Why Is This Even Here?

Source: Reddit

While you may be walking around a nature preserve in northeastern Ohio, there is a good chance that you may see something a bit strange: mesh tubes mounted on white poles, hovering over thick rose bushes. These tubes may resemble junk, suggest that someone created a piece of public art the city commission didn’t approve at their last meeting, or reflect a failed attempt to catch bugs. However, scientists actually developed them as the most recent science-based method for rose rosette disease monitoring. This is a factor in controlling an aggressively invasive species.

The Problem: Multiflora Rose

The dense vegetation under the tubes is often multiflora rose (Rosa multiflora), a non-native shrub from Asia. It was introduced in the 1800s for use in fencing and as an erosion control plant. Multiflora rose spread quickly. It now dominates native plants by replacing them with its dense thickets underlying forests, fields, and roads.

Getting rid of multiflora rose is difficult. Once removed, it can grow back quickly. It is resistant to many herbicides. If you were able to remove the stem, any root pieces in the ground can also sprout. Regular rose rosette disease monitoring is crucial in managing this invasive species effectively.

An Unlikely Method: Rose Rosette Disease

Rose rosette disease (RRD) is a virus that infects rose plants, causing red growth that distorts normal leaf and stem development. It encourages excessive thorniness and can kill the entire plant. The virus is often transmitted by a tiny microscopic mite, Phyllocoptes fructiphilus. This mite moves between plants by air movement or human or animal contact.

While RRD often kills ornamental rose plantings, it is especially deadly to multiflora rose. As a result, RRD and its relationship to multiflora rose has made rose rosette disease a natural ally. It helps save controlling the spread of the invasive plant. Therefore, rose rosette disease monitoring is key in this ecological approach.

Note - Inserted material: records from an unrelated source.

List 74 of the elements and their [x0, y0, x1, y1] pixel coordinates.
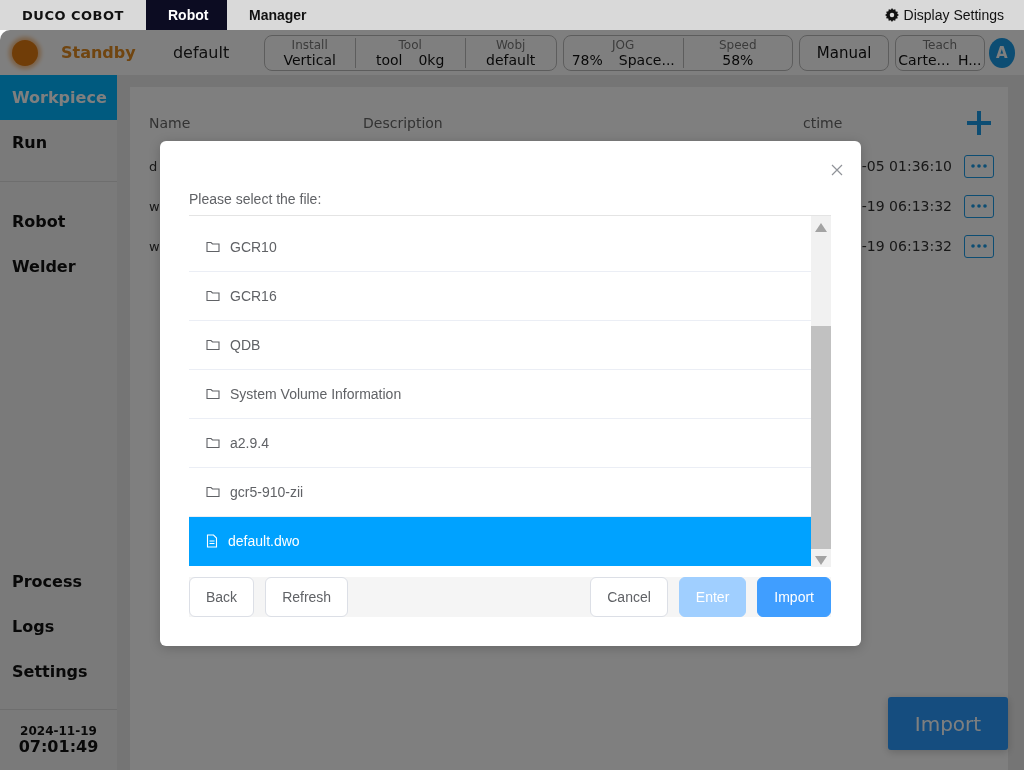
app-logo: DUCO COBOT: [21, 6, 125, 25]
column-header: Description: [363, 115, 443, 131]
field-value: H...: [957, 52, 982, 68]
more-icon: [971, 244, 987, 248]
table-cell: w: [149, 198, 160, 214]
scroll-down-icon[interactable]: [815, 556, 827, 565]
scroll-up-icon[interactable]: [815, 223, 827, 232]
more-button[interactable]: [964, 194, 994, 218]
program-name: default: [172, 43, 231, 62]
field-value: 58%: [722, 52, 754, 68]
folder-icon: [206, 339, 220, 351]
dialog-prompt: Please select the file:: [189, 191, 323, 207]
nav-tab[interactable]: Robot: [146, 0, 227, 30]
status-panel[interactable]: Teach Carte... H...: [895, 34, 985, 71]
folder-icon: [206, 241, 220, 253]
sidebar-item[interactable]: Run: [0, 120, 117, 165]
column-header: ctime: [803, 115, 843, 131]
time-text: 07:01:49: [18, 738, 99, 756]
field-value: Vertical: [283, 52, 336, 68]
folder-icon: [206, 388, 220, 400]
dialog-button[interactable]: Back: [189, 577, 255, 617]
status-panel[interactable]: Install Vertical Tool tool 0kg Wobj default: [263, 34, 557, 71]
table-cell: d: [149, 158, 158, 174]
field-label: Wobj: [495, 37, 526, 53]
table-cell: -05 01:36:10: [861, 158, 952, 174]
file-item[interactable]: a2.9.4: [189, 419, 811, 468]
document-icon: [206, 534, 218, 548]
field-value: Carte...: [898, 52, 950, 68]
scrollbar-thumb[interactable]: [811, 326, 831, 549]
field-value: tool: [375, 52, 403, 68]
field-label: Install: [291, 37, 328, 53]
folder-icon: [206, 437, 220, 449]
field-value: Space...: [618, 52, 675, 68]
file-item[interactable]: GCR16: [189, 272, 811, 321]
field-label: Speed: [719, 37, 757, 53]
folder-icon: [206, 290, 220, 302]
table-cell: -19 06:13:32: [861, 198, 952, 214]
file-item[interactable]: QDB: [189, 321, 811, 370]
file-item[interactable]: GCR10: [189, 223, 811, 272]
dialog-button[interactable]: Cancel: [590, 577, 668, 617]
more-icon: [971, 204, 987, 208]
more-icon: [971, 164, 987, 168]
sidebar-item[interactable]: Welder: [0, 244, 117, 289]
robot-state: Standby: [61, 43, 137, 62]
display-settings-button[interactable]: Display Settings: [884, 0, 1024, 30]
field-value: 78%: [571, 52, 603, 68]
file-item[interactable]: default.dwo: [189, 517, 811, 566]
settings-icon: [884, 8, 899, 22]
field-value: default: [486, 52, 536, 68]
more-button[interactable]: [964, 154, 994, 178]
sidebar-item[interactable]: Process: [0, 559, 117, 604]
close-button[interactable]: [830, 163, 844, 177]
file-item[interactable]: System Volume Information: [189, 370, 811, 419]
nav-tab[interactable]: Manager: [227, 0, 329, 30]
table-cell: w: [149, 238, 160, 254]
date-text: 2024-11-19: [20, 724, 97, 738]
close-icon: [830, 163, 844, 177]
field-label: Tool: [398, 37, 422, 53]
column-header: Name: [149, 115, 191, 131]
status-panel[interactable]: JOG 78% Space... Speed 58%: [562, 34, 793, 71]
folder-icon: [206, 486, 220, 498]
more-button[interactable]: [964, 234, 994, 258]
status-light: [12, 39, 38, 66]
dialog-button[interactable]: Refresh: [265, 577, 349, 617]
sidebar-item[interactable]: Robot: [0, 199, 117, 244]
mode-button[interactable]: Manual: [798, 34, 890, 71]
field-value: 0kg: [418, 52, 445, 68]
dialog-button[interactable]: Import: [757, 577, 831, 617]
sidebar-item[interactable]: Settings: [0, 649, 117, 694]
add-icon[interactable]: [966, 110, 992, 136]
table-cell: -19 06:13:32: [861, 238, 952, 254]
field-label: JOG: [612, 37, 635, 53]
sidebar-item[interactable]: Logs: [0, 604, 117, 649]
field-label: Teach: [922, 37, 958, 53]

Researchers and land managers are monitoring RRD to understand how the disease is spreading through landscapes. Rose rosette disease monitoring involves investigating how it may or may not be affecting the populations of multiflora rose that they can remediate.

Source: Reddit

What the Mesh Tubes Do

Researchers place mesh tubes—often called sleeve traps—directly over multiflora rose bushes to trap mites. They use a sleeve trap to gather mites to measure their abundance.

How they work:

  • The fine mesh allows air to move through but traps mites, ultimately trapping them above the bush.
  • Some have sticky cards or sticky surfaces that also collect the mites or provide a sticky surface to catch the mites.
  • The tubes are suspended on poles above the foliage to provide stable placement and allow airflow.

Researchers used these traps to:

  • Verification of where the mites were present.
  • Identification of patterns related to virus transmission between rose bushes.
  • Monitoring of disease spread and impacts on the invasive rose populations, over time, and space.

These traps are passive devices that capture data in dense vegetation where surveying could be difficult or impossible.

Similarity to Spotted Lanternfly Traps

In places like the Bronx Zoo, staff use traps that look similar to the mesh tubes to capture spotted lanternflies. This is also an invasive species. These traps are used to catch large, mobile insects. Workers place them around trees or along paths to capture movement from anchor infestations.

Although the two types of traps are both mesh and on poles, they very different in purpose and placement:

  • Rose rosette traps sit over rose bushes to catch mites; and
  • Spotted lanternfly traps are designed for larger insects and often include attractants and/or sticky surfaces to confirm presence and abundance.

While it is easy to confuse the two, they do fulfill very different roles when it comes to the purpose of conservation.

Managing Invasives Without Chemicals

Rose rosette disease is a biological control that does not require the use of herbicides or mechanical removal of the rose bushes. By tracking the spread of rose rosette disease, land managers will be able to predict areas where multiflora rose populations are declining. This prediction allows them to direct action in areas that have not required management for regrowth.

This is simply another method in a larger ecological strategy. Martineck aims to restore ecosystems that invasive plants have disturbed.